Sushi, Maki & Fischbällchen zu Weihnachten 2017

Eine Kunst für sich. Die Art und Weise der Zubereitung und auch des Verzehrs sind von Land zu Land etwas unterschiedlich. Wie bei allen Gerichten beansprucht die Erfindung und die beste Qualität jedes Land für sich. Die traditionelle Art, Sushi zu essen, unterscheidet sich in Japan von der in westlichen Ländern üblichen Verzehrweise. Traditionell wird es in Japan aus der Hand gegessen.

Wasabi und Sojasauce werden in der Regel nicht miteinander vermischt, sondern separat zur Würzung jedes einzelnen Sushi verwendet.
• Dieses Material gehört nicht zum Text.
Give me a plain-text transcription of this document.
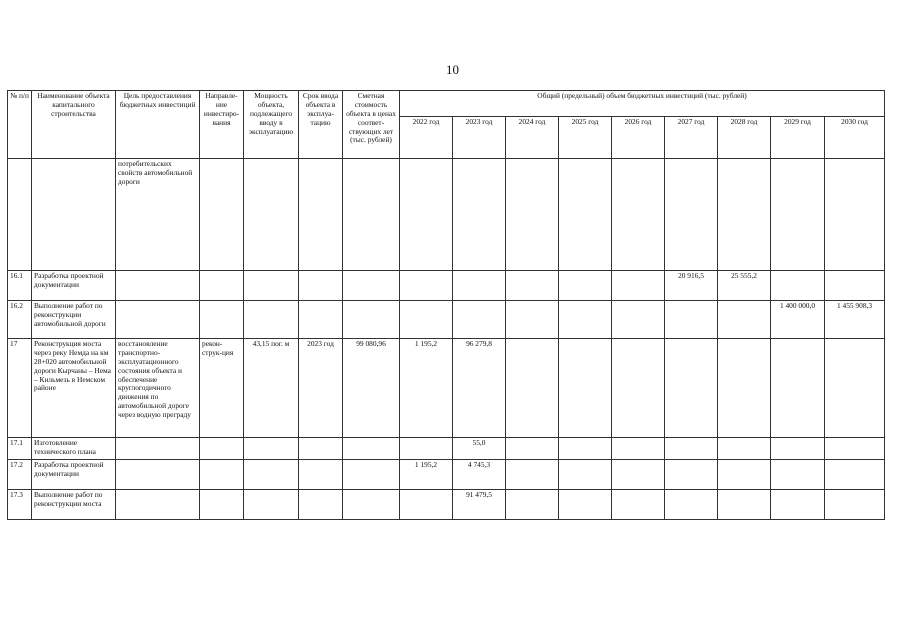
10
№ п/п	Наименование объекта капитального строительства	Цель предоставления бюджетных инвестиций	Направле-ние инвестиро-вания	Мощность объекта, подлежащего вводу в эксплуатацию	Срок ввода объекта в эксплуа-тацию	Сметная стоимость объекта в ценах соответ-ствующих лет (тыс. рублей)	Общий (предельный) объем бюджетных инвестиций (тыс. рублей)								
							2022 год	2023 год	2024 год	2025 год	2026 год	2027 год	2028 год	2029 год	2030 год
		потребительских свойств автомобильной дороги													
16.1	Разработка проектной документации											20 916,5	25 555,2		
16.2	Выполнение работ по реконструкции автомобильной дороги													1 400 000,0	1 455 908,3
17	Реконструкция моста через реку Немда на км 28+020 автомобильной дороги Кырчаны – Нема – Кильмезь в Немском районе	восстановление транспортно-эксплуатационного состояния объекта и обеспечение круглогодичного движения по автомобильной дороге через водную преграду	рекон-струк-ция	43,15 пог. м	2023 год	99 080,96	1 195,2	96 279,8							
17.1	Изготовление технического плана							55,0							
17.2	Разработка проектной документации						1 195,2	4 745,3							
17.3	Выполнение работ по реконструкции моста							91 479,5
In Restaurants der gehobenen Preisklasse würzt der Sushikoch das einzelne Sushi bereits so, dass es vom Kunden nicht mehr mit Wasabi nachgewürzt werden muss. Mit der Sojasauce beträufelt der Gast das Nigiri-Sushi entweder einzeln oder taucht die Fisch-Seite in die Sauce – auf keinen Fall aber die Reis-Seite – wie es oft in Europa zu beobachten ist.

Reine Sojasauce ist geschmacklich sehr intensiv und kann den Geschmack von rohem Fisch verdecken. Sushiköche verwenden daher häufig eine eigene Saucenmischung, die meist aus Sojasauce, Dashi, Sake und Mirin besteht. Diese Mischung wird gewöhnlich erhitzt und ein wenig reduziert. Sie wird abgekühlt verwendet, um den bereits auf dem Reis liegenden rohen Fisch damit einzupinseln. Ebenso fügt der Koch bereits die von ihm als richtig empfundene Menge Wasabi dem Sushi hinzu. Bei fettem Fisch wird mehr Wasabi verwendet als bei magerem. Eingelegter Ingwer, der sogenannte Gari, wird zwischen den einzelnen Sushi gegessen, um den Geschmack der unterschiedlichen Fische zu neutralisieren.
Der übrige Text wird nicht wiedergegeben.